Many critics aren’t fans of “Black or White,” feeling the filmmakers played it safe in today’s racially charged climate by not taking a harder stand on prejudice in modern America.
The film does have its moments, however. But admittedly, for the most part the film does soft-peddle it’s way through highly charged subject matter – a white grandfather, Elliot Anderson (Kevin Costner) raising his interracial grandchild Eloise (Jillian Estell) after his wife suddenly dies.
As if things were not complicated enough, Elloit is still grieving over the death of his daughter who died while giving birth to Eloise. Enter Eloise’s African-American grandmother, Rowena Jeffers (Octavia Spencer) who launches a legal battle for sole control Eloise’s future.
As the film progresses Eloise becomes entangled in a tug of war between grandparents, and lawyers who don’t mind getting their hands dirty digging up muck on the battling parties.

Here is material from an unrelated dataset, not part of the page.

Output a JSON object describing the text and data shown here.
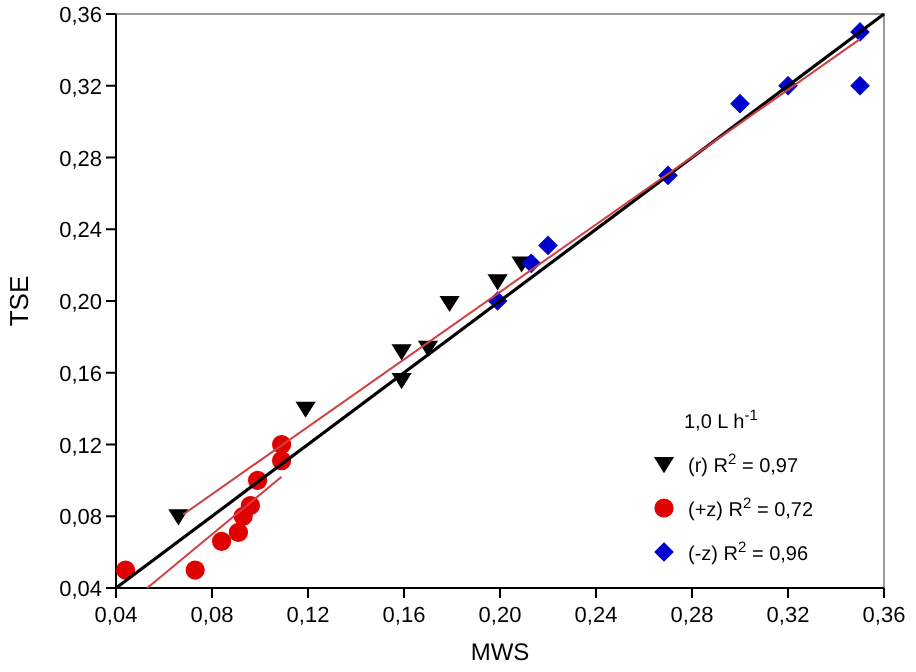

Both grandparents have equal rights, but both have major flaws that can keep them from sole custody of Eloise. Elliot is a hot-headed heavy drinker, and Jeffers son, Eloise’s father (Andre Holland), is a crack addict who just wants money and not his daughter.
“Black or White” isn’t a Spike Lee risk taking film that might offend sensitive viewers, because it deliver blows equally on both sides of the race equation. Kevin Costner, Jillian Estell and Octavia Spencer give convincing performances making many of the film’s sins forgivable punctuating the fact that the baby should not be thrown out with the bath water.